Ero esterefatta. "Sono Gloria!" con quel tono? Come se mia madre la conoscesse?
La guardai e gelidamente le chiesi: "Mia madre ti conosce?". Vidi la rabbia nei suoi occhi acquattarsi mentre la sua voce assumeva quel tono implorante, da vittima, che non riuscivo a sopportare. Anche se lei vittima lo era, ma il carnefice... non ero io.
Eppure mi faceva sentire responsabile come se fossi stata presente alle adunate del Duce, confusa all'interno della folla plaudente.
Le crollarono le spalle, si abbassarono le palpebre mentre diceva:"Scusami! Per un momento ho perso il controllo".
Finsi di credere alle sue parole ma, ormai, il dubbio si stava facendo certezza dentro alla mia testa: quella donna aveva bisogno di me, ma non era la mia amicizia che cercava. Qualcosa ci univa, qualcosa che risaliva alle nostre famiglie, un filo rosso di dolore e di sangue che passava attraverso il campo di sterminio di Auschwitz, che mio padre aveva cercato disperatamente di dimenticare, e quella fede che mia madre fingeva di non avere visto nel cassetto della sua scrivania. Ma perché non parlarne con me, con chiarezza? Cosa le impediva di dirmi la verità?

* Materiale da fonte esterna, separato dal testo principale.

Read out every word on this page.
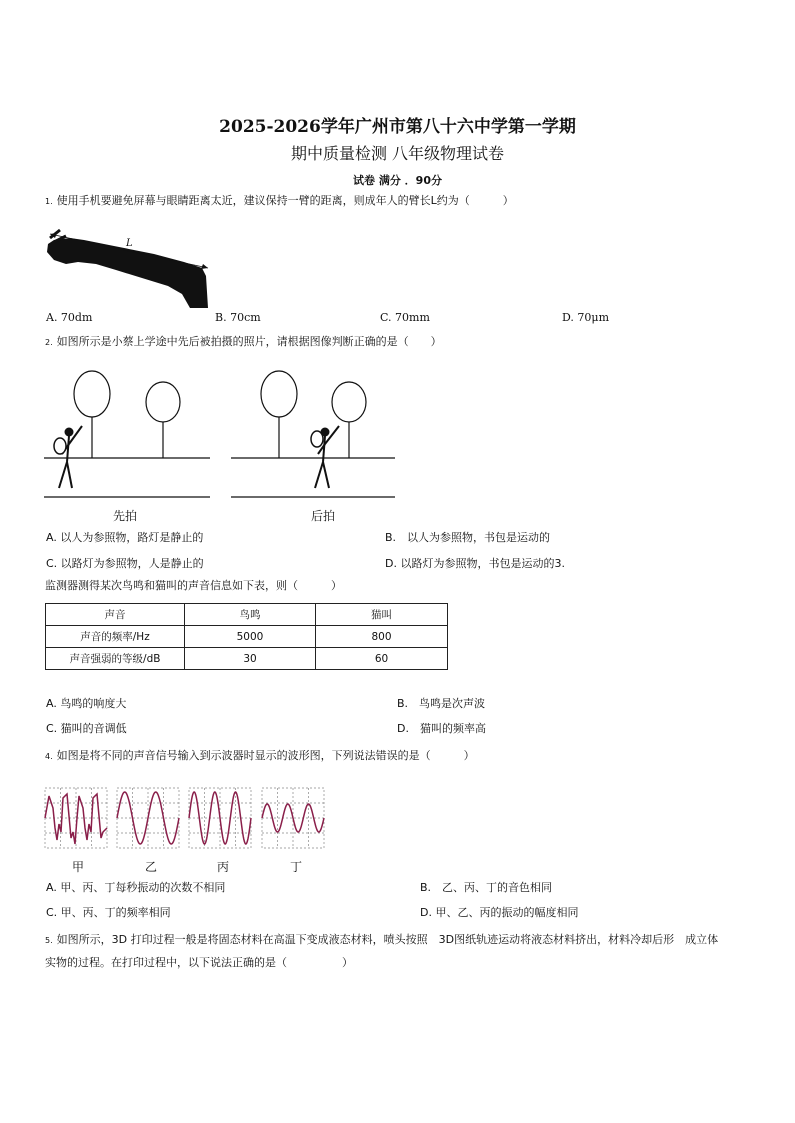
2025-2026学年广州市第八十六中学第一学期
期中质量检测 八年级物理试卷
试卷 满分 ．90分
1. 使用手机要避免屏幕与眼睛距离太近，建议保持一臂的距离，则成年人的臂长L约为（　　　）
L
A. 70dm	B. 70cm	C. 70mm	D. 70μm
2. 如图所示是小蔡上学途中先后被拍摄的照片，请根据图像判断正确的是（　　）
先拍	后拍
A. 以人为参照物，路灯是静止的	B.　以人为参照物，书包是运动的
C. 以路灯为参照物，人是静止的	D. 以路灯为参照物，书包是运动的3.
监测器测得某次鸟鸣和猫叫的声音信息如下表，则（　　　）
声音	鸟鸣	猫叫
声音的频率/Hz	5000	800
声音强弱的等级/dB	30	60
A. 鸟鸣的响度大	B.　鸟鸣是次声波
C. 猫叫的音调低	D.　猫叫的频率高
4. 如图是将不同的声音信号输入到示波器时显示的波形图，下列说法错误的是（　　　）
甲	乙	丙	丁
A. 甲、丙、丁每秒振动的次数不相同	B.　乙、丙、丁的音色相同
C. 甲、丙、丁的频率相同	D. 甲、乙、丙的振动的幅度相同
5. 如图所示，3D 打印过程一般是将固态材料在高温下变成液态材料，喷头按照　3D图纸轨迹运动将液态材料挤出，材料冷却后形　成立体
实物的过程。在打印过程中，以下说法正确的是（　　　　　）
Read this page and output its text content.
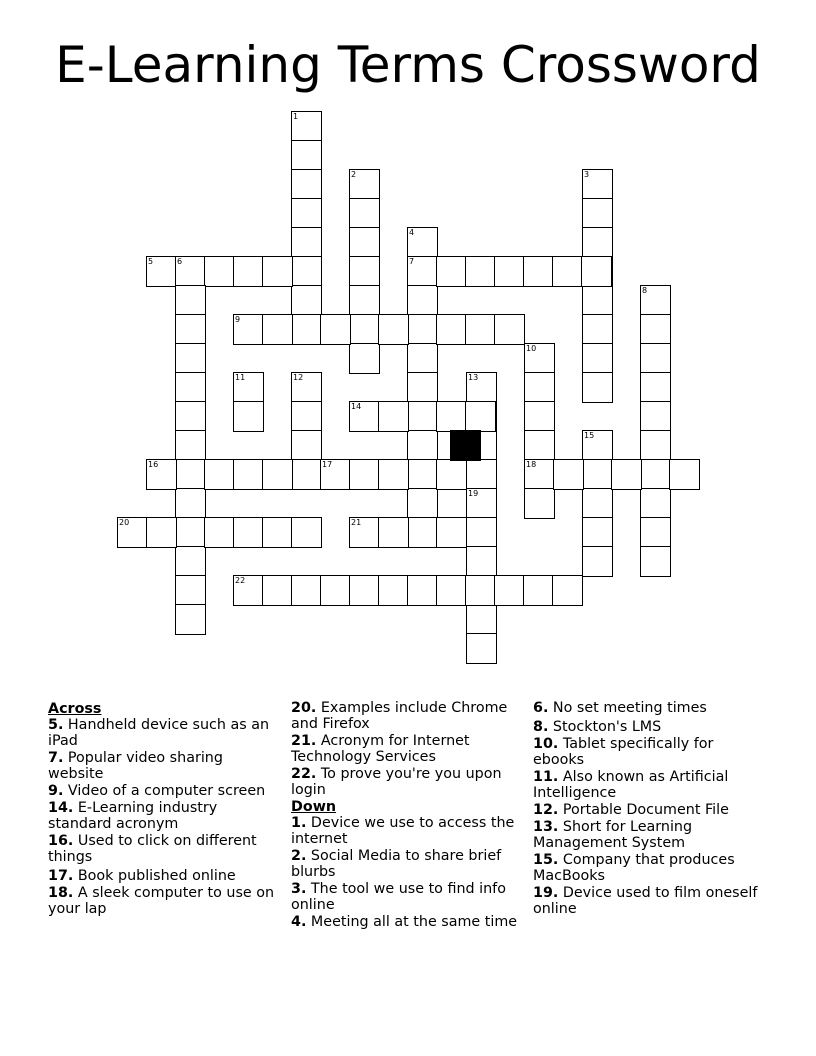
E-Learning Terms Crossword
1
2	3
4
7
5	6
8
9
10
18
11	12	13
14
15
16	17
19
20	21
22
Across
5. Handheld device such as an iPad
7. Popular video sharing website
9. Video of a computer screen
14. E-Learning industry standard acronym
16. Used to click on different things
17. Book published online
18. A sleek computer to use on your lap
20. Examples include Chrome and Firefox
21. Acronym for Internet Technology Services
22. To prove you're you upon login
Down
1. Device we use to access the internet
2. Social Media to share brief blurbs
3. The tool we use to find info online
4. Meeting all at the same time
6. No set meeting times
8. Stockton's LMS
10. Tablet specifically for ebooks
11. Also known as Artificial Intelligence
12. Portable Document File
13. Short for Learning Management System
15. Company that produces MacBooks
19. Device used to film oneself online
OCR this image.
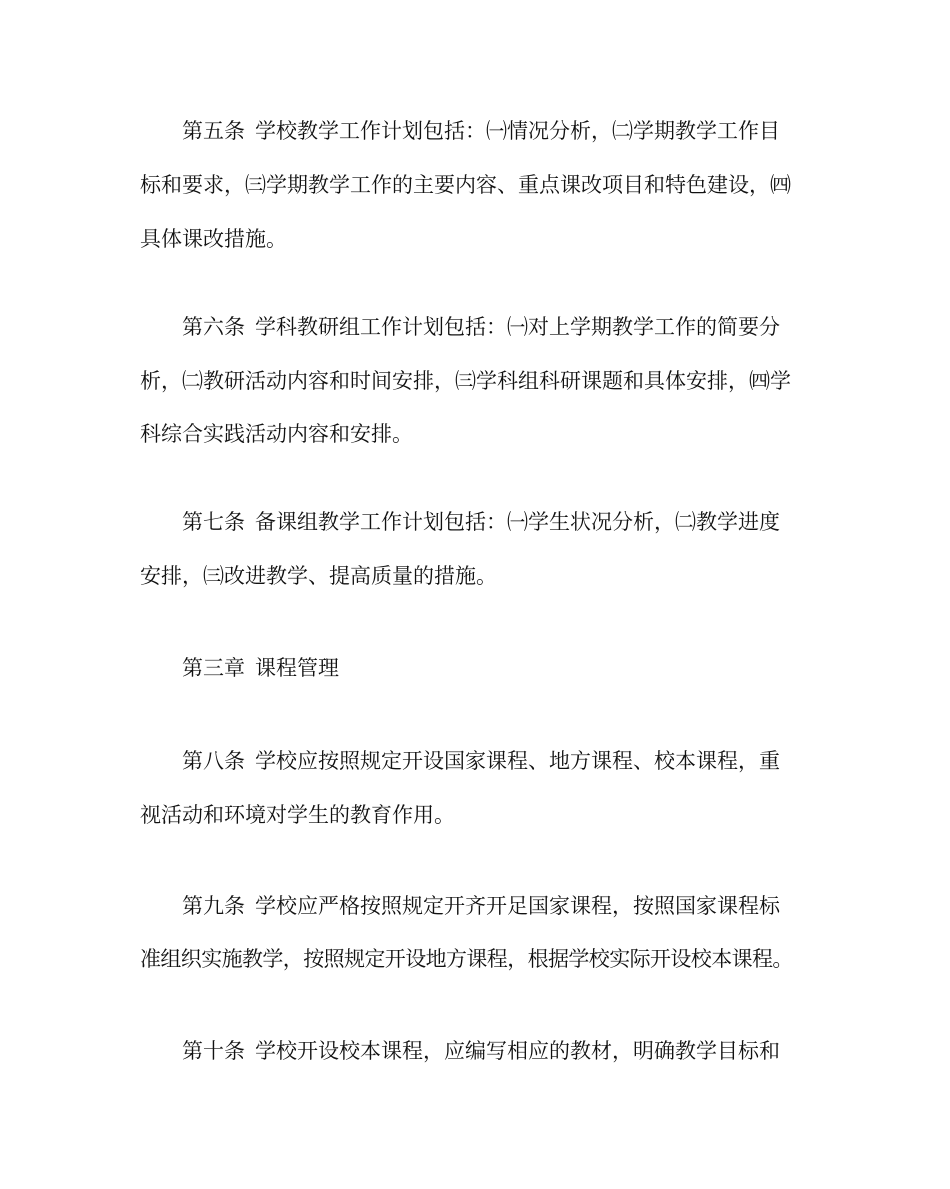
第五条 学校教学工作计划包括：㈠情况分析，㈡学期教学工作目
标和要求，㈢学期教学工作的主要内容、重点课改项目和特色建设，㈣
具体课改措施。
第六条 学科教研组工作计划包括：㈠对上学期教学工作的简要分
析，㈡教研活动内容和时间安排，㈢学科组科研课题和具体安排，㈣学
科综合实践活动内容和安排。
第七条 备课组教学工作计划包括：㈠学生状况分析，㈡教学进度
安排，㈢改进教学、提高质量的措施。
第三章 课程管理
第八条 学校应按照规定开设国家课程、地方课程、校本课程，重
视活动和环境对学生的教育作用。
第九条 学校应严格按照规定开齐开足国家课程，按照国家课程标
准组织实施教学，按照规定开设地方课程，根据学校实际开设校本课程。
第十条 学校开设校本课程，应编写相应的教材，明确教学目标和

Gloria mi fissava. Aveva capito di essere andata oltre?
"Ricordi ciò che ti dissi... che il dolore sfigura? Ho perso tutti: ho soltanto te!"
e sospirò.
"Ma io potrei essere soltanto un'amica" le risposi, sentendo che la stanza si faceva stretta e l'aria mi mancava.
Rise, con quella sua risata che strideva come gesso su una lavagna. "Ma cosa hai capito? Non sto attentando alla tua virtù, non mi piacciono le donne. Oh, mia povera amica, è questo che hai pensato poco fa quando ti sei rivolta a me con quel tono offeso e quello sguardo gelido?"
Mi sentii scoperta. Mi era passata per la mente anche quell'idea. Era un'ipotesi come un'altra, in fondo. Oppure mi stava raggirando, voleva tranquillizzarmi? Bene, nel dubbio sarei stata al suo gioco.
"Be', non posso negare... " balbettai in risposta.
"Ho una storia con quel mio amico, l'investigatore privato. Ricordi, ne abbiamo parlato quel giorno in cui... "
"Ah, raccontami, raccontami".
"E tu in cambio cosa mi dai?" e sorrise, sorniona.
"Forse so dov'è l'anello" le sussurrai osservandola.
"L'avevo immaginato" mi rispose.
"Come mai?"
"Un'ebrea non... "
"Un'ebrea?!"
"A volte, parlando con te, dimentico che non lo sei. Hai molto della mia gente. Nessuno te l'ha mai detto?"
In quella partita a scacchi che avevamo incominciato a giocare era di nuovo in vantaggio.